The first is Facebook. This social network, born at Harvard and based in Palo Alto, California, is not just a skin on internet-enabled African mobiles, it is the skin. Pricing is driving its popularity. The site was zero-rated in 2010—that is, made almost free of data charges in several African markets (the bill is footed by Facebook, the network operators and the phone manufacturers). “The zero-rating of Facebook was the most significant tech story in Africa in 2010,” says Erik Hersman, who has two influential blogs, White African and Afrigadget. So while text messages are cheap, sitting on Facebook is even cheaper. Facebook’s own numbers show growth coming fastest in Egypt, Morocco, Nigeria, Kenya and South Africa.

Google is next, but note the mention that Google is adding data center capacity in Africa.

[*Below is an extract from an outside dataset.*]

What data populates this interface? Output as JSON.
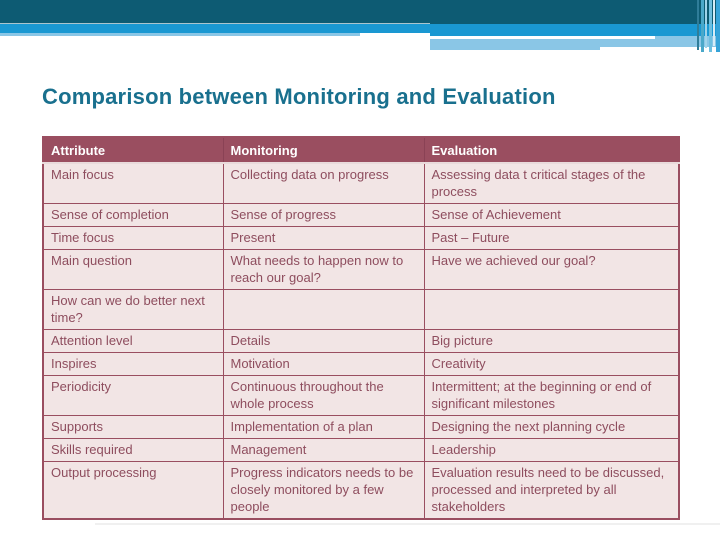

The second company is Google, the search and advertising colossus, also based in Palo Alto. In Africa, Google looks omniscient. It wants to make the internet a part of everyday life in Africa by eliminating entry barriers of price and language. Even with the drop in prices, Africans still pay many times more for broadband than Europeans do. Google hopes to bring the price down further by establishing data caches in Africa, greatly reducing the time taken to reach popular websites—particularly those with African content. Detractors say Google is buying up swathes of Africa’s digital real estate at bargain prices: it seeks transparency of others, but reveals little of itself. How much is it spending on the new infrastructure? “We don’t discuss numbers,” says a Google executive, “but we are committed to Africa.”

Nokia gets mentioned as the biggest cell phone provider.

The third big player in Africa’s digital revolution is Nokia, the mobile-phone maker from Tampere in Finland, which has history and substance in African eyes. It claims a 58% market share in Africa and vies with Coca-Cola as the continent’s most recognised brand. It was Nokia’s ability to distribute phones through subsidies in rich countries that allowed it to sell basic models at low prices in Africa. Nokia has lost ground at the high end in rich countries to Android and the iPhone. Nokia executives admit the company has “lost the thought leadership” in some markets, but not in Africa.

Apple and Nokia are mentioned.

Apple is nowhere in Africa and shows little interest in democratisation, but Nokia is facing stiff competition at the top of the market from BlackBerry, the smartphone made by Research in Motion, based in Waterloo, Canada. The head of BlackBerry’s Africa office, Deon Liebenberg, says his company’s sales defy logic. BlackBerry had seen itself as providing a secure platform for businessmen and government officials. Now it is selling models with consumer appeal: rounded phones in shades of tangerine and strawberry lipgloss. To the young African professional, the smartphone is highly aspirational: it is the house and car you can’t afford. In a culture where so much is shared, the smartphone is a space which is all yours—your music, your plans, your tomorrow.